The increased output of American energy producers has been alarming to OPEC, which has repeatedly tried to use coordinated production cuts to boost oil prices. Saudi Arabia is believed to have a break-even price of oil that is close to $100 a barrel due to its lavish spending; that nation needs prices to be higher. But OPEC’s efforts have been fruitless and merely resulted in American producers pumping more oil and gas and gaining market share. Thanks to American innovation, foreign nations can no longer dictate the price of oil and gas so easily without causing harm to themselves.

While most people understand fracking has increased America’s energy security, its broader impact is not appreciated. The Economist has noted the shale-oil revolution has driven as much as 10% of U.S. economic growth since the early 2000s. The U.S. oil and gas industry generates around $1.8 trillion in GDP, more than the entire economy of Australia, the 13th largest economy in the world.

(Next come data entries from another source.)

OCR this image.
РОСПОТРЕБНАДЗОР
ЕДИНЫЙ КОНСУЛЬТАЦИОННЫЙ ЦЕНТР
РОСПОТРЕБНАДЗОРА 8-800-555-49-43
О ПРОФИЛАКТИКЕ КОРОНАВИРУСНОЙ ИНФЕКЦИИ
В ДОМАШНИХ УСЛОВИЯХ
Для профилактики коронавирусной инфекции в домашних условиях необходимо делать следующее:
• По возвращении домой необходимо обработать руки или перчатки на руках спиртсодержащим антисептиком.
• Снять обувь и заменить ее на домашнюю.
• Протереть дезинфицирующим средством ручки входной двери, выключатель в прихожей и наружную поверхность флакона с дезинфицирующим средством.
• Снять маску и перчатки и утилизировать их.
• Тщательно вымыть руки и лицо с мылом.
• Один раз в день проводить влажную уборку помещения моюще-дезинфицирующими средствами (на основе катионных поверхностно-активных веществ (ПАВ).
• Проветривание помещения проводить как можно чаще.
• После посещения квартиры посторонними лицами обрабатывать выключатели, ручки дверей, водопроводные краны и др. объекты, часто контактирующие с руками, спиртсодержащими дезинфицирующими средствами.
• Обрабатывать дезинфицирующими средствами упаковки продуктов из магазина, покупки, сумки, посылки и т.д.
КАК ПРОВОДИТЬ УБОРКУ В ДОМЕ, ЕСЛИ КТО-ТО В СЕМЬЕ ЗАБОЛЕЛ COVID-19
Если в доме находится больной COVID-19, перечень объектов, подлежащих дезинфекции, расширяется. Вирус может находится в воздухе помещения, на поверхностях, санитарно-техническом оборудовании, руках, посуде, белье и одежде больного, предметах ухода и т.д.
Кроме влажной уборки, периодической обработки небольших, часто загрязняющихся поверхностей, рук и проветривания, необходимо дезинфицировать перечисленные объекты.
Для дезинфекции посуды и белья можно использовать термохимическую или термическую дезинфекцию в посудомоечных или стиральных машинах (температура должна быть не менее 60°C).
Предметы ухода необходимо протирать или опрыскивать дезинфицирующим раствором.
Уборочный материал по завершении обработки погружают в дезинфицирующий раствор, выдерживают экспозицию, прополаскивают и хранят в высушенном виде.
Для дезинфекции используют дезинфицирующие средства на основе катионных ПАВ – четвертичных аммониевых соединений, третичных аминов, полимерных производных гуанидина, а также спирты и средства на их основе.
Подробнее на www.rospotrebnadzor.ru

“The cumulative result of this innovation is oil and gas industry productivity has nearly tripled from 2012 through 2022 — the highest gain of any sector in the U.S.  The U.S. now produces 20% of the world’s oil and 25% of the world’s gas”

Fracking has also enabled the U.S. to extend energy security to its allies. Following the invasion of Ukraine, the U.S. provided 50% of Europe’s liquified natural gas (LNG) imports, preventing the worst-case scenarios where the continent would be unable to heat itself without Russian gas during the winter. Without such U.S. supply, Europe may have already been forced to capitulate to Russian demands. The three biggest markets for U.S. LNG exports are China, Japan, and South Korea. The reliance on U.S. gas exports in parts of East Asia is a factor in strengthening U.S. alliances in the geographic center of superpower competition.

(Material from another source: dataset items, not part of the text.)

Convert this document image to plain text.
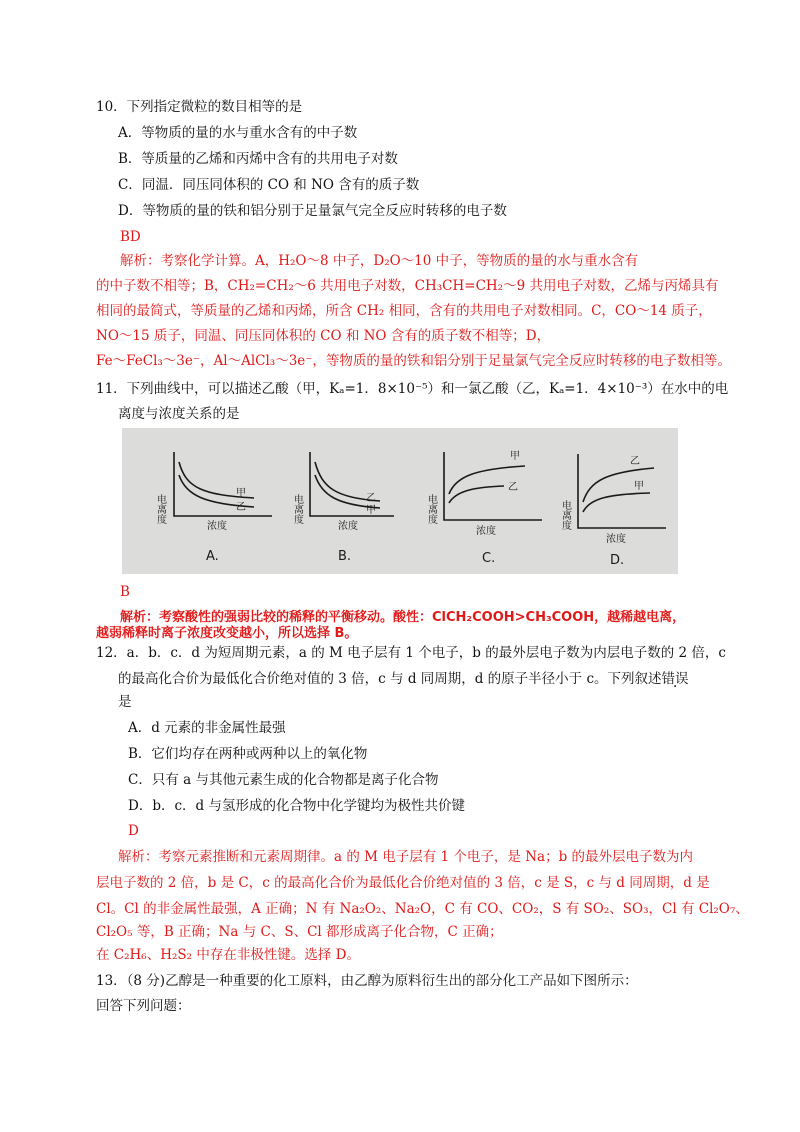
10．下列指定微粒的数目相等的是
A．等物质的量的水与重水含有的中子数
B．等质量的乙烯和丙烯中含有的共用电子对数
C．同温．同压同体积的 CO 和 NO 含有的质子数
D．等物质的量的铁和铝分别于足量氯气完全反应时转移的电子数
BD
解析：考察化学计算。A，H₂O～8 中子，D₂O～10 中子，等物质的量的水与重水含有
的中子数不相等；B，CH₂=CH₂～6 共用电子对数，CH₃CH=CH₂～9 共用电子对数，乙烯与丙烯具有
相同的最简式，等质量的乙烯和丙烯，所含 CH₂ 相同，含有的共用电子对数相同。C，CO～14 质子，
NO～15 质子，同温、同压同体积的 CO 和 NO 含有的质子数不相等；D，
Fe～FeCl₃～3e⁻，Al～AlCl₃～3e⁻，等物质的量的铁和铝分别于足量氯气完全反应时转移的电子数相等。
11．下列曲线中，可以描述乙酸（甲，Kₐ=1．8×10⁻⁵）和一氯乙酸（乙，Kₐ=1．4×10⁻³）在水中的电
离度与浓度关系的是
甲
乙
电离度
浓度
A.
乙
甲
电离度
浓度
B.
甲
乙
电离度
浓度
C.
乙
甲
电离度
浓度
D.
B
解析：考察酸性的强弱比较的稀释的平衡移动。酸性：ClCH₂COOH>CH₃COOH，越稀越电离，
越弱稀释时离子浓度改变越小，所以选择 B。
12．a．b．c．d 为短周期元素，a 的 M 电子层有 1 个电子，b 的最外层电子数为内层电子数的 2 倍，c
的最高化合价为最低化合价绝对值的 3 倍，c 与 d 同周期，d 的原子半径小于 c。下列叙述错误
是
A．d 元素的非金属性最强
B．它们均存在两种或两种以上的氧化物
C．只有 a 与其他元素生成的化合物都是离子化合物
D．b．c．d 与氢形成的化合物中化学键均为极性共价键
D
解析：考察元素推断和元素周期律。a 的 M 电子层有 1 个电子，是 Na；b 的最外层电子数为内
层电子数的 2 倍，b 是 C，c 的最高化合价为最低化合价绝对值的 3 倍，c 是 S，c 与 d 同周期，d 是
Cl。Cl 的非金属性最强，A 正确；N 有 Na₂O₂、Na₂O，C 有 CO、CO₂，S 有 SO₂、SO₃，Cl 有 Cl₂O₇、
Cl₂O₅ 等，B 正确；Na 与 C、S、Cl 都形成离子化合物，C 正确；
在 C₂H₆、H₂S₂ 中存在非极性键。选择 D。
13．（8 分)乙醇是一种重要的化工原料，由乙醇为原料衍生出的部分化工产品如下图所示：
回答下列问题：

Because of fracking, the U.S. has been able to largely substitute coal for natural gas. Per the U.S. Energy Information Agency, U.S. natural gas for power generation increased 100% between 2005 and 2012 while coal use declined 55%. This switch resulted in an estimated reduction of 532 million metric tons in CO2 emissions over the same period, mitigating the equivalent of more than 10 percent of 2021 US greenhouse gas emissions. This is more than double the mitigation which can be attributed to the increase in renewable energy generation.

The story of fracking represents a critical type of innovation that is often overlooked. It is the story of making incremental innovations over and over again in the face of difficult obstacles for decades. And those who bet big on such difficult, mechanical innovation have been rewarded handsomely with the profits. One only has to look to 1970’s America or 2025 Europe to understand the devastating consequences of the inability to control your own supply of cheap, abundant energy. It is thanks to men like George Mitchell and countless anonymous innovators in the oil industry that the U.S. has avoided this fate.